We start by surveying kids and parents, finding out what they like, what’s working and what could be better. Next, we need to source enough fresh, quality ingredients to make thousands of meals — and we prioritize working with local farms in California that can provide us with fruits, vegetables and other items.

Once we’ve got a recipe we like, we taste-test it with students to make sure they like it. Flavor is everything. Yes, it needs to be healthy. Yes, it needs to meet our various program requirements. But our job is to make food that does all that while tasting great. One of our latest student-approved, taste-tested recipes is cornbread, which we made from scratch with local flour and cornmeal. When  offered this recipe at a recent school-wide event, a site administrator shared that it converted them from a lifetime of disliking cornbread into its newest fan!  

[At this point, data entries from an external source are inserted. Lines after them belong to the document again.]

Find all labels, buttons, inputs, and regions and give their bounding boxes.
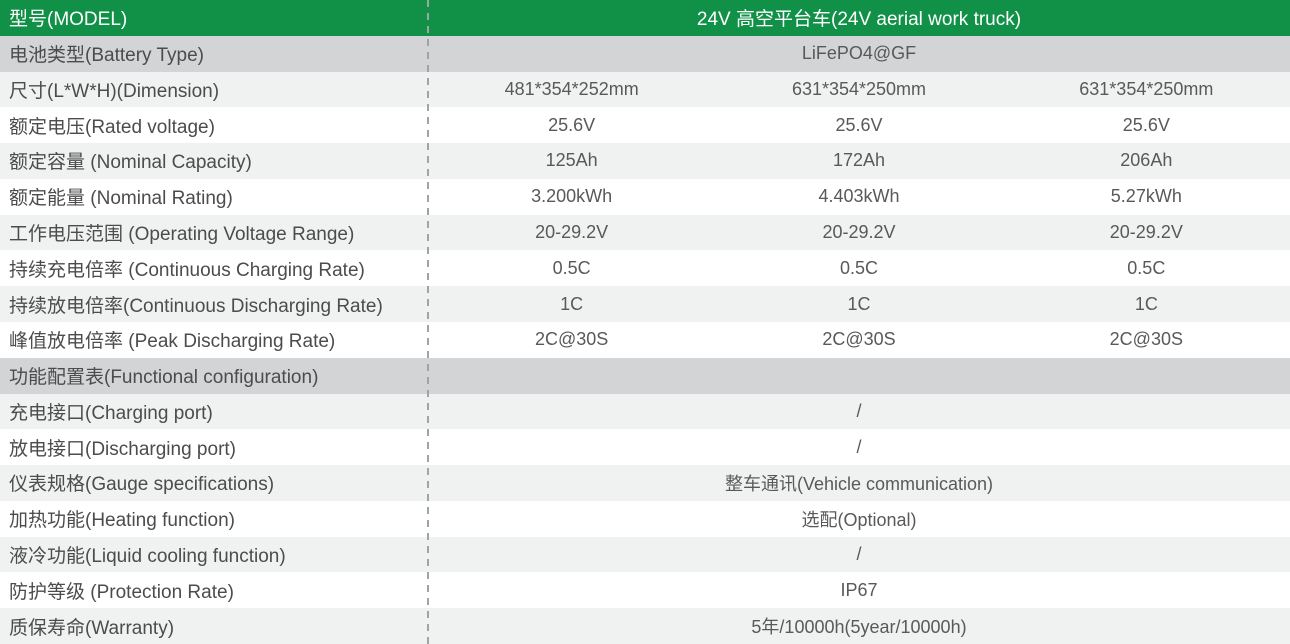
row-values: 1C 1C 1C — [428, 286, 1290, 322]
row-values: 0.5C 0.5C 0.5C — [428, 250, 1290, 286]
value-cell: 20-29.2V — [535, 222, 609, 243]
row-value: / — [856, 436, 862, 457]
table-row-rated-voltage: 额定电压(Rated voltage) 25.6V 25.6V 25.6V — [0, 107, 1290, 144]
row-label: 峰值放电倍率 (Peak Discharging Rate) — [9, 331, 336, 353]
table-row-warranty: 质保寿命(Warranty) 5年/10000h(5year/10000h) — [0, 608, 1290, 644]
row-value: / — [856, 400, 862, 421]
value-cell: 25.6V — [1122, 114, 1170, 135]
value-cell: 2C@30S — [1109, 329, 1183, 350]
table-row-heating-function: 加热功能(Heating function) 选配(Optional) — [0, 500, 1290, 537]
value-cell: 1C — [560, 293, 584, 314]
value-cell: 3.200kWh — [531, 186, 613, 207]
row-label: 放电接口(Discharging port) — [9, 438, 236, 460]
row-value: 整车通讯(Vehicle communication) — [724, 473, 994, 494]
row-label: 工作电压范围 (Operating Voltage Range) — [9, 224, 355, 246]
model-header-value: 24V 高空平台车(24V aerial work truck) — [696, 9, 1022, 31]
value-cell: 0.5C — [839, 257, 878, 278]
value-cell: 2C@30S — [822, 329, 896, 350]
row-label: 额定容量 (Nominal Capacity) — [9, 152, 252, 174]
value-cell: 172Ah — [832, 150, 886, 171]
value-cell: 0.5C — [1127, 257, 1166, 278]
section-header-label: 功能配置表(Functional configuration) — [9, 367, 319, 389]
value-cell: 1C — [1134, 293, 1158, 314]
value-cell: 5.27kWh — [1110, 186, 1182, 207]
value-cell: 0.5C — [552, 257, 591, 278]
table-row-peak-discharging-rate: 峰值放电倍率 (Peak Discharging Rate) 2C@30S 2C… — [0, 322, 1290, 358]
value-cell: 4.403kWh — [818, 186, 900, 207]
value-cell: 206Ah — [1120, 150, 1173, 171]
value-cell: 481*354*252mm — [504, 78, 639, 99]
row-label: 充电接口(Charging port) — [9, 402, 213, 424]
row-value: 选配(Optional) — [801, 509, 917, 530]
value-cell: 631*354*250mm — [791, 78, 927, 99]
value-cell: 2C@30S — [535, 329, 609, 350]
row-label: 质保寿命(Warranty) — [9, 617, 175, 639]
value-cell: 20-29.2V — [822, 222, 896, 243]
row-label: 额定电压(Rated voltage) — [9, 116, 215, 138]
model-header-label: 型号(MODEL) — [9, 9, 128, 31]
row-label: 液冷功能(Liquid cooling function) — [9, 546, 286, 568]
row-value: LiFePO4@GF — [801, 43, 917, 64]
row-label: 尺寸(L*W*H)(Dimension) — [9, 80, 220, 102]
row-label: 电池类型(Battery Type) — [9, 45, 204, 67]
row-values: 20-29.2V 20-29.2V 20-29.2V — [428, 215, 1290, 251]
row-values: 25.6V 25.6V 25.6V — [428, 107, 1290, 143]
row-label: 加热功能(Heating function) — [9, 510, 235, 532]
row-label: 防护等级 (Protection Rate) — [9, 581, 234, 603]
row-values: 125Ah 172Ah 206Ah — [428, 143, 1290, 179]
row-label: 额定能量 (Nominal Rating) — [9, 188, 233, 210]
row-value: / — [856, 544, 862, 565]
row-values: 3.200kWh 4.403kWh 5.27kWh — [428, 179, 1290, 215]
section-header-row: 功能配置表(Functional configuration) — [0, 357, 1290, 394]
row-label: 仪表规格(Gauge specifications) — [9, 474, 275, 496]
table-row-nominal-rating: 额定能量 (Nominal Rating) 3.200kWh 4.403kWh … — [0, 178, 1290, 215]
table-row-operating-voltage: 工作电压范围 (Operating Voltage Range) 20-29.2… — [0, 214, 1290, 251]
value-cell: 25.6V — [835, 114, 883, 135]
table-header-row: 型号(MODEL) 24V 高空平台车(24V aerial work truc… — [0, 0, 1290, 36]
row-value: 5年/10000h(5year/10000h) — [751, 617, 967, 638]
table-row-nominal-capacity: 额定容量 (Nominal Capacity) 125Ah 172Ah 206A… — [0, 143, 1290, 179]
table-row-gauge-specifications: 仪表规格(Gauge specifications) 整车通讯(Vehicle … — [0, 465, 1290, 501]
table-row-protection-rate: 防护等级 (Protection Rate) IP67 — [0, 572, 1290, 609]
row-label: 持续放电倍率(Continuous Discharging Rate) — [9, 295, 383, 317]
table-row-discharging-port: 放电接口(Discharging port) / — [0, 429, 1290, 466]
value-cell: 1C — [847, 293, 871, 314]
table-row-battery-type: 电池类型(Battery Type) LiFePO4@GF — [0, 35, 1290, 72]
row-label: 持续充电倍率 (Continuous Charging Rate) — [9, 259, 365, 281]
table-row-dimension: 尺寸(L*W*H)(Dimension) 481*354*252mm 631*3… — [0, 71, 1290, 108]
row-value: IP67 — [840, 579, 878, 600]
row-values: 481*354*252mm 631*354*250mm 631*354*250m… — [428, 72, 1290, 108]
value-cell: 125Ah — [545, 150, 598, 171]
value-cell: 25.6V — [548, 114, 596, 135]
table-row-discharging-rate: 持续放电倍率(Continuous Discharging Rate) 1C 1… — [0, 286, 1290, 322]
table-row-charging-port: 充电接口(Charging port) / — [0, 393, 1290, 430]
table-row-liquid-cooling: 液冷功能(Liquid cooling function) / — [0, 536, 1290, 573]
value-cell: 20-29.2V — [1109, 222, 1183, 243]
row-values: 2C@30S 2C@30S 2C@30S — [428, 322, 1290, 358]
value-cell: 631*354*250mm — [1079, 78, 1214, 99]
table-row-charging-rate: 持续充电倍率 (Continuous Charging Rate) 0.5C 0… — [0, 250, 1290, 287]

After receiving student feedback, our team moves to the next step: recipe standardization. Not all of our cafeteria kitchens have the same equipment or facilities, so recipes have to be adapted to meet the needs of all our school sites. This means our chef develops recipes with various preparation methods to achieve the same results consistently throughout the district. It’s an intensive process, but the result is a win-win for everyone. 

Most importantly, none of this could happen without our incredible team. They have embraced our scratch-cooking journey, challenging themselves to grow while cooking amazing meals for our kids. They work hard together, even completing supplemental trainings through organizations like the Culinary Institute of America Copia Campus, Brigaid and the Institute of Child Nutrition to develop and expand their culinary skill sets, all because they’re excited to cook better food for students. They’re also participating in other professional development opportunities like Chef Ann Foundation’s Healthy School Food Pathway Pre-Apprentice and Apprentice program. 

I get really excited when I think about what is happening in school food now and the potential of school food. In addition to supporting the health of students by cooking great meals that help them thrive in and out of school, School Food Professionals are a vehicle for changing local food systems and supporting their communities. We’re supporting our community by making fresh, delicious meals that our kids really enjoy. 

So many districts across California — Vacaville Unified, Madera Unified, Mount Diablo Unified, and Marysville Joint Unified, just to name a few — are making fantastic, flavorful, locally sourced meals, like fresh-made sushi or local halibut for fish tacos. Madera Unified is even roasting turkeys — not only for Thanksgiving, but also their daily sub sandwiches! 

My dream for school food is for it to be truly student driven and culinary focused. That means menus that are student approved, filled with menu items that taste great that students want to eat. I want to make sure we use high-quality ingredients from local producers. I want that to be the norm for students. And it can’t happen without School Food Professionals and the skill, creativity and care they put into these menus. 

I love being a School Food Professional. This is the most exciting time to be in school food. More and more districts across California are sourcing local produce, hiring chefs, developing delicious recipes, and cooking high-quality meals for their students. I can’t wait to see where school food is going to go.